Europeans are getting more attached to their expensive smartphones – apparently they’re buying more expensive models, but fewer of them. According to research from GfK, smartphone demand across Europe fell by 7% year-on-year in the third quarter. Sales in the UK and France tumbled by even more, registering an 8% decline.
However, despite the lower sales, phone vendors are not losing out; turnover actually increased by 4% thanks to an 11% rise in average selling price. Consequently, GfK has raised its 2017 smartphone revenue outlook for the region to a 6% increase year-on-year.
The main reason for this boost has been a shift to the top end of the market.
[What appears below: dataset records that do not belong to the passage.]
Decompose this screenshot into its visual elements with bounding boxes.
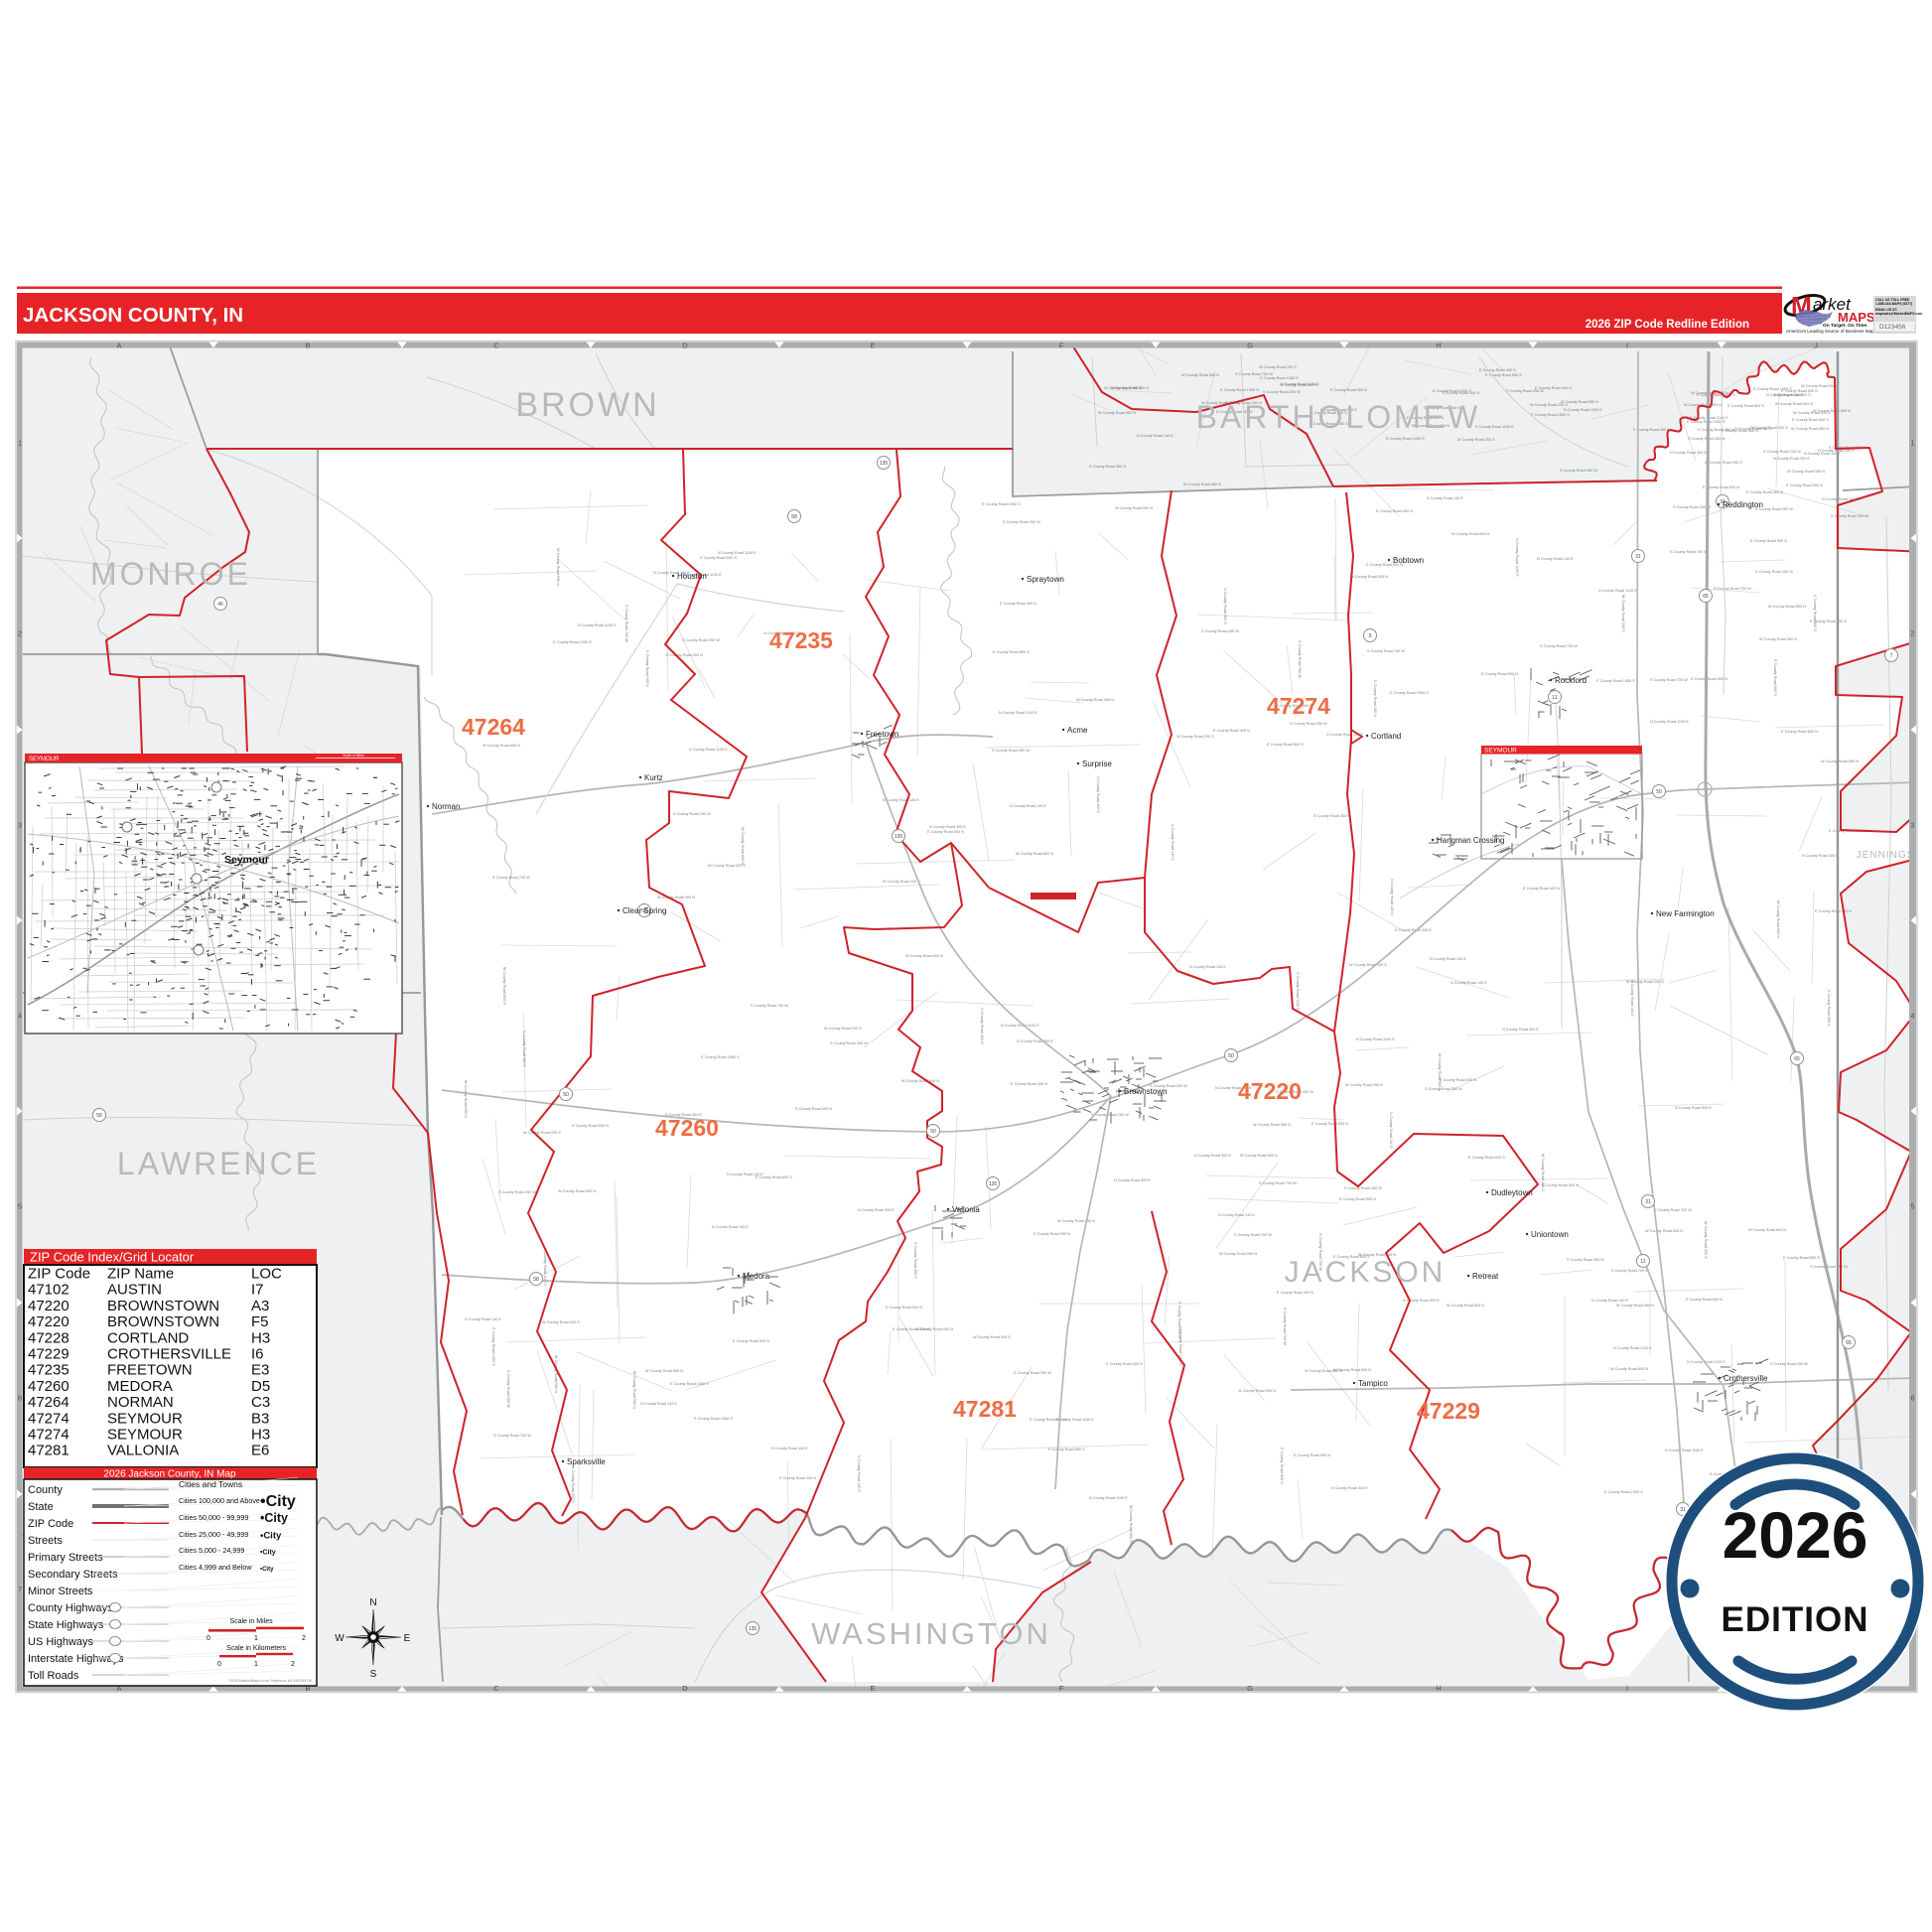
svg-text:N County Road 300 E: N County Road 300 E [1670,451,1707,455]
svg-text:47274: 47274 [28,1427,69,1444]
svg-text:2026: 2026 [1723,1498,1868,1572]
svg-text:CORTLAND: CORTLAND [107,1329,189,1346]
svg-text:2: 2 [291,1661,295,1668]
svg-text:F: F [1059,342,1064,350]
svg-text:CROTHERSVILLE: CROTHERSVILLE [107,1346,231,1363]
svg-text:W County Road 950 N: W County Road 950 N [1057,1219,1095,1223]
svg-text:Rockford: Rockford [1555,676,1587,685]
svg-text:NORMAN: NORMAN [107,1394,174,1411]
svg-text:MAPS: MAPS [1838,310,1875,325]
svg-text:W County Road 950 N: W County Road 950 N [1345,1083,1383,1087]
svg-text:E County Road 500 N: E County Road 500 N [1542,1183,1579,1187]
svg-text:50: 50 [930,1129,936,1135]
svg-text:50: 50 [1228,1053,1234,1059]
svg-text:WASHINGTON: WASHINGTON [811,1616,1051,1651]
svg-text:S County Road 250 W: S County Road 250 W [1344,1186,1382,1190]
svg-text:31: 31 [1645,1199,1651,1205]
svg-text:E County Road 800 S: E County Road 800 S [1792,418,1829,422]
svg-text:E County Road 800 S: E County Road 800 S [1773,659,1777,696]
svg-text:W County Road 200 S: W County Road 200 S [1541,1154,1545,1191]
svg-text:W County Road 950 N: W County Road 950 N [1115,506,1153,510]
svg-text:50: 50 [563,1092,569,1098]
svg-text:Primary Streets: Primary Streets [28,1552,103,1564]
svg-text:E County Road 500 N: E County Road 500 N [1686,1298,1723,1302]
svg-text:N County Road 1100 E: N County Road 1100 E [1515,538,1519,577]
svg-text:E County Road 500 N: E County Road 500 N [1691,677,1727,681]
svg-text:W County Road 200 S: W County Road 200 S [824,1027,862,1031]
svg-text:N County Road 140 E: N County Road 140 E [1430,957,1466,961]
svg-text:2: 2 [1910,629,1914,638]
svg-text:E County Road 800 S: E County Road 800 S [1048,1448,1085,1451]
svg-text:Retreat: Retreat [1472,1272,1499,1281]
svg-text:S County Road 700 W: S County Road 700 W [492,876,530,880]
svg-text:BROWNSTOWN: BROWNSTOWN [107,1313,219,1330]
svg-text:65: 65 [1846,1340,1852,1346]
svg-text:S County Road 250 W: S County Road 250 W [830,1041,868,1045]
svg-text:E County Road 1050 S: E County Road 1050 S [1386,437,1425,441]
svg-text:N County Road 1100 E: N County Road 1100 E [1296,972,1300,1011]
svg-text:W County Road 200 S: W County Road 200 S [542,1320,580,1324]
svg-text:E County Road 400 N: E County Road 400 N [1106,1362,1143,1366]
svg-text:E County Road 400 N: E County Road 400 N [779,1476,816,1480]
svg-text:58: 58 [533,1277,539,1283]
svg-text:Cities 4,999 and Below: Cities 4,999 and Below [179,1563,252,1572]
svg-text:E County Road 1050 S: E County Road 1050 S [701,1055,740,1059]
svg-text:JENNINGS: JENNINGS [1857,850,1915,861]
svg-text:E County Road 1050 S: E County Road 1050 S [1604,1490,1643,1494]
svg-text:N County Road 140 E: N County Road 140 E [1427,496,1463,500]
svg-text:N County Road 140 E: N County Road 140 E [1591,1299,1628,1303]
svg-text:Dudleytown: Dudleytown [1491,1188,1533,1197]
svg-text:N County Road 300 E: N County Road 300 E [1802,854,1839,858]
svg-text:E County Road 1050 S: E County Road 1050 S [1531,413,1570,417]
svg-text:E County Road 800 S: E County Road 800 S [1783,1256,1820,1260]
svg-text:W County Road 600 N: W County Road 600 N [1240,1154,1278,1158]
svg-text:W County Road 950 N: W County Road 950 N [657,896,695,899]
svg-text:N County Road 300 E: N County Road 300 E [1223,588,1227,624]
svg-text:SEYMOUR: SEYMOUR [29,757,60,762]
svg-text:W County Road 600 N: W County Road 600 N [558,1189,596,1193]
svg-text:N County Road 300 E: N County Road 300 E [1502,1028,1539,1032]
svg-text:Brownstown: Brownstown [1124,1087,1168,1096]
svg-text:W County Road 950 N: W County Road 950 N [1238,1389,1276,1393]
svg-text:C3: C3 [251,1394,270,1411]
svg-text:W County Road 200 S: W County Road 200 S [571,1465,575,1503]
svg-text:W County Road 950 N: W County Road 950 N [1561,400,1598,404]
svg-text:E County Road 500 N: E County Road 500 N [1815,909,1852,913]
svg-text:S County Road 250 W: S County Road 250 W [1201,629,1239,633]
svg-text:E County Road 400 N: E County Road 400 N [1373,680,1377,717]
svg-text:BARTHOLOMEW: BARTHOLOMEW [1196,399,1481,435]
svg-text:4: 4 [18,1012,22,1021]
svg-text:Sparksville: Sparksville [567,1457,606,1466]
svg-text:N County Road 1100 E: N County Road 1100 E [689,748,728,752]
svg-text:A3: A3 [251,1298,269,1314]
svg-text:E County Road 1050 S: E County Road 1050 S [1596,679,1635,683]
svg-text:N County Road 140 E: N County Road 140 E [1735,427,1772,431]
svg-text:47281: 47281 [953,1396,1017,1422]
svg-text:S County Road 250 W: S County Road 250 W [1831,514,1868,518]
svg-text:S County Road 250 W: S County Road 250 W [1810,1265,1848,1269]
svg-text:ZIP Name: ZIP Name [107,1266,174,1283]
svg-text:58: 58 [791,514,797,520]
svg-text:E County Road 500 N: E County Road 500 N [1781,730,1818,734]
svg-text:47220: 47220 [28,1298,69,1314]
svg-text:N County Road 300 E: N County Road 300 E [1114,1178,1151,1182]
svg-text:W County Road 600 N: W County Road 600 N [502,967,506,1005]
svg-text:E County Road 800 S: E County Road 800 S [993,650,1030,654]
svg-text:N County Road 1100 E: N County Road 1100 E [999,711,1037,715]
svg-text:N County Road 300 E: N County Road 300 E [1313,814,1350,818]
svg-text:W County Road 600 N: W County Road 600 N [1776,900,1780,938]
svg-text:7: 7 [1890,653,1893,659]
svg-text:N County Road 1100 E: N County Road 1100 E [1089,1496,1128,1500]
svg-text:D: D [682,342,688,350]
svg-text:E County Road 1050 S: E County Road 1050 S [670,1382,709,1386]
svg-text:W County Road 950 N: W County Road 950 N [632,1371,636,1409]
svg-text:135: 135 [989,1181,998,1187]
svg-text:W County Road 600 N: W County Road 600 N [741,827,745,865]
svg-text:E County Road 400 N: E County Road 400 N [645,650,649,687]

The research company found that one out of eight smartphones sold in the third quarter was priced above $900 (around £680) – a year ago, only one in 16 was.
Globally, the picture was even brighter: worldwide sales were up 3% in the last quarter, reaching 367 million units, the highest third-quarter ever, according to GfK. The main impetus for this rise was demand in Latin America, where sales rose by a healthy 11%, along with Central and Eastern Europe, which witnessed a rise of 9%. The global average selling price (ASP) was also on the way up, rising by a record 7% year-on-year.
Arndt Polifke, global director of telecom research at GfK, said: “Although unit sales may be down in some regions, the increase in ASP reveals the fantastic opportunity to grow the value of the smartphone market. This is welcome news for manufacturers, particularly in regions such as Western Europe where saturation has resulted in declining sales volumes year-on-year.”
Polifke added that the vendors’ emphasis on high-end models was clearly paying dividends, with clear indicators that users would pay more for better features. “Premium features are increasing in importance to consumers, so we expect to see more emphasis on water and dust protection, battery power and memory, high resolution sound, camera and video capabilities, bezel-less design and even biometric sensors on new launches,” he noted.